Analysing every line of your code for these unintentional security defects such as lack of input validation, implicit trust assumptions, buffer overflows and data exposure is a powerful way to ensure that the core of your application is as robust and resilient as it can be.
How do we keep up the momentum? To avoid the resistance (and ultimately killing one’s mojo), you need to think about the following approaches.
Timely and Automated
Both SCA and SAST can be introduced into the developer’s code writing tools (IDEs). Not in a way that will grind their productivity or creativity to a halt, but helpfully as “line completion guidance” on specific technical flaws that can be eliminated before progressing, or as alerts when you pull in a library you shouldn’t.
F1 cars have brakes to make them go faster – secure code checking is like a carbon-carbon break – you’ll end up in production with confidence much quicker if you do it early and often.
They should also both be run as integral parts of the Continuous Integration (CI) process and tool chain. Think of the build not progressing if it contains a technical flaw or the use of a package that you have, with the developer’s agreement, identified as being something that simply shouldn’t reside in your code.
They can also be applied to scan image and code repositories on a regular basis to maintain the hygiene of the very core of the service you are providing for your consumers.
This obviously can’t only be a human peer review / code review process. Although healthy peer analysis and competition to produce secure code fosters a great culture within the DevOps teams, finding the plethora of general and also the needle in the logic flow haystack is best suited to automation. You’re going to be looking at some tools to help you achieve these goals.
Targeted
Back to the airport. Wouldn’t it be great if we had a weapon detector rather than a metal detector?
Secure software tools are trying to achieve this outcome, but can’t guarantee it. What they can do is offer you options as to what output you choose (think most prevalent and risk ranked, attack specific, regulatory standard or application type specific), settings that allow you to choose whether you err on the side of caution or lean towards only that which is definitive, and more importantly you can ensure that only those issues deemed incontrovertibly not allowed to be present break the build.

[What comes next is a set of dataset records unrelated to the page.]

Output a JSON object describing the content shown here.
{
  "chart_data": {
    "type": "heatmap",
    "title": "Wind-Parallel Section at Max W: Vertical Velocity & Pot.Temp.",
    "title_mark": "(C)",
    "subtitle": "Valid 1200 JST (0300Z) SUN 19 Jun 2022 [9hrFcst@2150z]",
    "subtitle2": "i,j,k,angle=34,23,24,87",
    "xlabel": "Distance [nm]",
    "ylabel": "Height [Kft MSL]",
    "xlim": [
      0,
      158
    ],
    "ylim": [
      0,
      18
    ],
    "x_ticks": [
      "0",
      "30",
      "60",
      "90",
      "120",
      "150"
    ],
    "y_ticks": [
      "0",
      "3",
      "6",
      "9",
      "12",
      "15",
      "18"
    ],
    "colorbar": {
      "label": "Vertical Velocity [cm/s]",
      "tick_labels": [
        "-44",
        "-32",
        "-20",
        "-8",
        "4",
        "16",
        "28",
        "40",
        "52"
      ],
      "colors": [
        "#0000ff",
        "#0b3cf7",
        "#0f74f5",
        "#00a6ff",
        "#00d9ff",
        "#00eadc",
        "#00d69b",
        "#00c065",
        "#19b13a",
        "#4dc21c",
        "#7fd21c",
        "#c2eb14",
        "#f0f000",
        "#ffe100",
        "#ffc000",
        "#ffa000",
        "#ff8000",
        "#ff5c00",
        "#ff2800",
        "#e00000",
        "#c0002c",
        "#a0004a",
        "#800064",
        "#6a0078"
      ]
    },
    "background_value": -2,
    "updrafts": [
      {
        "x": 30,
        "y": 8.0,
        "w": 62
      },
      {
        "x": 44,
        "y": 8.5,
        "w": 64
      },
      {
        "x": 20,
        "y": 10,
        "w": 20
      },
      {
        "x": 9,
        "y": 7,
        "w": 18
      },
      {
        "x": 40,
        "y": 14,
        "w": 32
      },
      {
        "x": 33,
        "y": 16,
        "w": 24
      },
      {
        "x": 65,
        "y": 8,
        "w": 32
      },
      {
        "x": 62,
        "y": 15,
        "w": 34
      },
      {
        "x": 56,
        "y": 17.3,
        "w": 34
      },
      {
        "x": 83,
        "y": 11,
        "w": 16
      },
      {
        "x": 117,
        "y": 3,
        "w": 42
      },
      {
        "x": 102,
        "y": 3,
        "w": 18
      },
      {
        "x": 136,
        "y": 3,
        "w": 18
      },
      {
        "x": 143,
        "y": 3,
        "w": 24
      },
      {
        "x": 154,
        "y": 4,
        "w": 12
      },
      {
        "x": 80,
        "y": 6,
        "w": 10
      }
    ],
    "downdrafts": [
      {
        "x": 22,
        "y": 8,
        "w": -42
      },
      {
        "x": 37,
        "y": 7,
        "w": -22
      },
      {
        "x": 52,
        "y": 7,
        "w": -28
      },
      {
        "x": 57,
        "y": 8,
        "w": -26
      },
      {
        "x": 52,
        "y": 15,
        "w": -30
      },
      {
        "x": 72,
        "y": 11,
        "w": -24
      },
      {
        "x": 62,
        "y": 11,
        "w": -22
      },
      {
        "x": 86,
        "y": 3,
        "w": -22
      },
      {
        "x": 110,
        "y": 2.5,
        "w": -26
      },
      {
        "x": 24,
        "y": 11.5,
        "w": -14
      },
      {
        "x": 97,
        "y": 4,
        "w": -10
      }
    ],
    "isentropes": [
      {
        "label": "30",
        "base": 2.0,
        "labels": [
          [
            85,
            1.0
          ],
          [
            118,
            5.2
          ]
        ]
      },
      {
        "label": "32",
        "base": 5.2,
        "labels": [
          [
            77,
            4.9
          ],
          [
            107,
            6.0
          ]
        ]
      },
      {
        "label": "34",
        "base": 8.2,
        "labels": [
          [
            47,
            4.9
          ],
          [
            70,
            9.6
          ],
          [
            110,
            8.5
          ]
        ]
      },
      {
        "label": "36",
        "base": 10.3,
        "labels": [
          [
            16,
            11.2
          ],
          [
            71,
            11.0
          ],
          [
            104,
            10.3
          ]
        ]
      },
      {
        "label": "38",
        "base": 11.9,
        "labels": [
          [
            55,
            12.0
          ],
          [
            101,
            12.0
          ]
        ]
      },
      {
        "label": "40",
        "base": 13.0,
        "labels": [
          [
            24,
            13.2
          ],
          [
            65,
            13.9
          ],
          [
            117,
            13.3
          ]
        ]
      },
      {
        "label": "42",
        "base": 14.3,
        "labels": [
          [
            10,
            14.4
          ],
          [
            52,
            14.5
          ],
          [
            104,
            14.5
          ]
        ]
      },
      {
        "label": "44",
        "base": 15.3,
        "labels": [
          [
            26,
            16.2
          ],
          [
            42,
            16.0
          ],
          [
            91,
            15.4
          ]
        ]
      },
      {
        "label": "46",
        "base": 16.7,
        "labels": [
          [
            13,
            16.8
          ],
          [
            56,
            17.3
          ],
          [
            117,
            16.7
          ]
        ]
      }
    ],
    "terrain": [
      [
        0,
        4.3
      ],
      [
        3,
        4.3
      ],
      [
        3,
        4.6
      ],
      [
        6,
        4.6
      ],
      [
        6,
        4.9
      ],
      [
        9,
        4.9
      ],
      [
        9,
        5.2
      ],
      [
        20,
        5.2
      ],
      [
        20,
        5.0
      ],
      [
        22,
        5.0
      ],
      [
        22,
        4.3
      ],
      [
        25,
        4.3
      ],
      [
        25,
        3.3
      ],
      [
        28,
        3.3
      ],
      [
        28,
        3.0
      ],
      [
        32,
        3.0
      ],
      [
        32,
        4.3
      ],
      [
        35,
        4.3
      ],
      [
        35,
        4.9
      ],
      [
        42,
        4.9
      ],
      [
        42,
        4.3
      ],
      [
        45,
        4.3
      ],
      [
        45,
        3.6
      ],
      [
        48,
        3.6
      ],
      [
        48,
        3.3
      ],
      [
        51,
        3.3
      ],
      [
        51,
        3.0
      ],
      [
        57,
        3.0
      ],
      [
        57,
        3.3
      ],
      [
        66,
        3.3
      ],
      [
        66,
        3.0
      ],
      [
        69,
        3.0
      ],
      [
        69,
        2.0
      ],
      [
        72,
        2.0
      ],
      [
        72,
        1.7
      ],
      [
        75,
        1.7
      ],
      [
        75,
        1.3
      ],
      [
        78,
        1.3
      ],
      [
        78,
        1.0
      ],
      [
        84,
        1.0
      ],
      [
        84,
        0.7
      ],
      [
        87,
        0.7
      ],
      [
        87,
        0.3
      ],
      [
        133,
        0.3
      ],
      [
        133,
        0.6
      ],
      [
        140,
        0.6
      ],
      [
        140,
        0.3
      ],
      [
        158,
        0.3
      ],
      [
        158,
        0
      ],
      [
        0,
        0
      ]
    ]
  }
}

You should also ensure you use those filters to reflect the training, the threat model and secure design elements specific to the application in question you had in previous courses and to steadily dial up the checking rather than throwing all checks on all defects all in the pot at once.
Finally, you should be able to inject tailored content into the remediation advice of the tools you use. That way it is not just a “widely accepted” alternative or remediation, it’s team-sanctioned “this is how we do it and why” advice.
Accepted and Helpful
Ideally our security trained DevOps engineers would not only appreciate the problem domain, but also have all the answers when they make mistakes or use something unknowingly.
But the reality is that they don’t need to. With the right appreciation as to the security problems you are checking for, and tools providing specific guidance as to the problem and widely accepted remediations (in the relevant programming language) as they type, build and check-in code, you don’t have to rely on that unfair expectation or the possibility that your team is made up of varying levels of experience.
The better the advice and the more targeted the checks are, the more you will foster an acceptance within the group, the cultural shift to appreciating security as being part of everything the code is evaluated for.
Secure coding doesn’t have to kill anyone’s mojo. With the right tools and best practices in place. You can let your developers strut their stuff through the SDLC process, with confidence in one hand, and creativity in the other.
Matthew Flannery is CTO of Accelera Group.